Once Moses pays attention to the bush, to this sort of lure that God uses to gain his attention, God speaks plainly. God makes sure Moses is clear on God’s identity, and then says, “I’ve noticed the misery of my people in Egypt and have come to deliver them; so come, I will send you out to Pharaoh to bring my people out of Egypt.” This is not something Moses really wanted to hear, and his initial reaction is to say, “Who am I that I should go talk to Pharaoh?” This is perhaps one of the reasons we keep our eyes and ears narrowly focused on familiar sights and sounds and keep our minds closed to ideas that don’t fit the narrow range of whatever specific worldview we prefer; when God speaks, what we hear can be intimidating or unsettling in some way. When we look around, we might see things that disturb us and might know that God wants us to pay attention to these things. But we aren’t left alone in our discomfort; God, knowing Moses’ discomfort, assures Moses that God will be with him. And we need to take the risk; refusal to look is refusal to follow God.
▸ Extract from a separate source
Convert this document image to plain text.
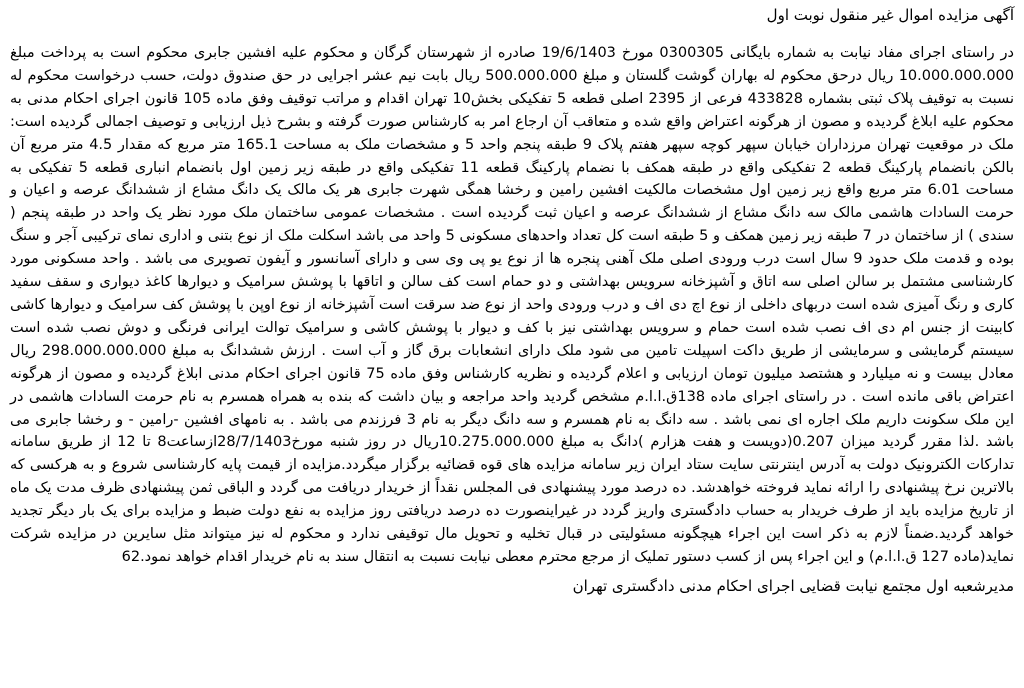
آگهی مزایده اموال غیر منقول نوبت اول

در راستای اجرای مفاد نیابت به شماره بایگانی 0300305 مورخ 19/6/1403 صادره از شهرستان گرگان و محکوم علیه افشین جابری محکوم است به پرداخت مبلغ 10.000.000.000 ریال درحق محکوم له بهاران گوشت گلستان و مبلغ 500.000.000 ریال بابت نیم عشر اجرایی در حق صندوق دولت، حسب درخواست محکوم له نسبت به توقیف پلاک ثبتی بشماره 433828 فرعی از 2395 اصلی قطعه 5 تفکیکی بخش10 تهران اقدام و مراتب توقیف وفق ماده 105 قانون اجرای احکام مدنی به محکوم علیه ابلاغ گردیده و مصون از هرگونه اعتراض واقع شده و متعاقب آن ارجاع امر به کارشناس صورت گرفته و بشرح ذیل ارزیابی و توصیف اجمالی گردیده است: ملک در موقعیت تهران مرزداران خیابان سپهر کوچه سپهر هفتم پلاک 9 طبقه پنجم واحد 5 و مشخصات ملک به مساحت 165.1 متر مربع که مقدار 4.5 متر مربع آن بالکن بانضمام پارکینگ قطعه 2 تفکیکی واقع در طبقه همکف با نضمام پارکینگ قطعه 11 تفکیکی واقع در طبقه زیر زمین اول بانضمام انباری قطعه 5 تفکیکی به مساحت 6.01 متر مربع واقع زیر زمین اول مشخصات مالکیت افشین رامین و رخشا همگی شهرت جابری هر یک مالک یک دانگ مشاع از ششدانگ عرصه و اعیان و حرمت السادات هاشمی مالک سه دانگ مشاع از ششدانگ عرصه و اعیان ثبت گردیده است . مشخصات عمومی ساختمان ملک مورد نظر یک واحد در طبقه پنجم ( سندی ) از ساختمان در 7 طبقه زیر زمین همکف و 5 طبقه است کل تعداد واحدهای مسکونی 5 واحد می باشد اسکلت ملک از نوع بتنی و اداری نمای ترکیبی آجر و سنگ بوده و قدمت ملک حدود 9 سال است درب ورودی اصلی ملک آهنی پنجره ها از نوع یو پی وی سی و دارای آسانسور و آیفون تصویری می باشد . واحد مسکونی مورد کارشناسی مشتمل بر سالن اصلی سه اتاق و آشپزخانه سرویس بهداشتی و دو حمام است کف سالن و اتاقها با پوشش سرامیک و دیوارها کاغذ دیواری و سقف سفید کاری و رنگ آمیزی شده است دربهای داخلی از نوع اچ دی اف و درب ورودی واحد از نوع ضد سرقت است آشپزخانه از نوع اوپن با پوشش کف سرامیک و دیوارها کاشی کابینت از جنس ام دی اف نصب شده است حمام و سرویس بهداشتی نیز با کف و دیوار با پوشش کاشی و سرامیک توالت ایرانی فرنگی و دوش نصب شده است سیستم گرمایشی و سرمایشی از طریق داکت اسپیلت تامین می شود ملک دارای انشعابات برق گاز و آب است . ارزش ششدانگ به مبلغ 298.000.000.000 ریال معادل بیست و نه میلیارد و هشتصد میلیون تومان ارزیابی و اعلام گردیده و نظریه کارشناس وفق ماده 75 قانون اجرای احکام مدنی ابلاغ گردیده و مصون از هرگونه اعتراض باقی مانده است . در راستای اجرای ماده 138ق.ا.ا.م مشخص گردید واحد مراجعه و بیان داشت که بنده به همراه همسرم به نام حرمت السادات هاشمی در این ملک سکونت داریم ملک اجاره ای نمی باشد . سه دانگ به نام همسرم و سه دانگ دیگر به نام 3 فرزندم می باشد . به نامهای افشین -رامین - و رخشا جابری می باشد .لذا مقرر گردید میزان 0.207(دویست و هفت هزارم )دانگ به مبلغ 10.275.000.000ریال در روز شنبه مورخ28/7/1403ازساعت8 تا 12 از طریق سامانه تدارکات الکترونیک دولت به آدرس اینترنتی سایت ستاد ایران زیر سامانه مزایده های قوه قضائیه برگزار میگردد.مزایده از قیمت پایه کارشناسی شروع و به هرکسی که بالاترین نرخ پیشنهادی را ارائه نماید فروخته خواهدشد. ده درصد مورد پیشنهادی فی المجلس نقداً از خریدار دریافت می گردد و الباقی ثمن پیشنهادی ظرف مدت یک ماه از تاریخ مزایده باید از طرف خریدار به حساب دادگستری واریز گردد در غیراینصورت ده درصد دریافتی روز مزایده به نفع دولت ضبط و مزایده برای یک بار دیگر تجدید خواهد گردید.ضمناً لازم به ذکر است این اجراء هیچگونه مسئولیتی در قبال تخلیه و تحویل مال توقیفی ندارد و محکوم له نیز میتواند مثل سایرین در مزایده شرکت نماید(ماده 127 ق.ا.ا.م) و این اجراء پس از کسب دستور تملیک از مرجع محترم معطی نیابت نسبت به انتقال سند به نام خریدار اقدام خواهد نمود.62

مدیرشعبه اول مجتمع نیابت قضایی اجرای احکام مدنی دادگستری تهران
When Moses first turns aside to the bush, God instructs him to take off his sandals because the place where he is standing is holy ground. There’s no special tent or building there, no religious symbols or monuments. It’s holy ground because it’s where Moses is hearing God’s voice. Any place we walk can be holy ground if it’s a place where we are especially open to God’s presence. For many of us this time of year, the Platte River valley is holy ground. The sights and sounds of the cranes lure us out of our everyday routines and concerns, out to take some time to look and listen and feel the beginning of spring, out to reconnect with the Earth. It calls us to look up from our own small worlds so we can see the wonders of the world around us. Every place where we take off our shoes – where we intentionally take the time to look and listen – is holy ground.

Lent is a time when we often work on clearing space in our lives so that we can have more time to look and listen. Moses learned a lot about God and about the work God wanted him to do by paying attention to the burning bush. St. Thomas Aquinas taught that we can learn a lot about God and God’s purposes by studying nature; he also taught that the one uniquely human quality was reason. Just as fig trees flourish by producing figs, we flourish as human beings by using our capacity to reason. We can learn a lot about God and God’s purposes by looking and listening and then thinking about what we have seen and heard.

Humankind is reluctantly beginning to look and listen to the signs of changes in the earth’s climate that could progress to a point that will make life as we have known it unsustainable. Many people choose to look away from the scientific evidence, to discount, dismiss, or ignore it. It’s intimidating; it makes us uneasy; and thinking about it is just plain difficult. The implications of how we might have to change our lives are equally scary for many of us. The fig tree in the parable was using up resources but not doing anything useful; the gardener got it a little more time to try to turn that around. There was hope. We don’t know what happened to that fig tree, if the following year found it full of fruit or cut down.

We have a little more time also to look, listen, and find the courage to go where God calls us. May the presence of the sandhill cranes among us give us a sense of God’s presence as we experience the hope and joy of increasing light and warmth. Amen.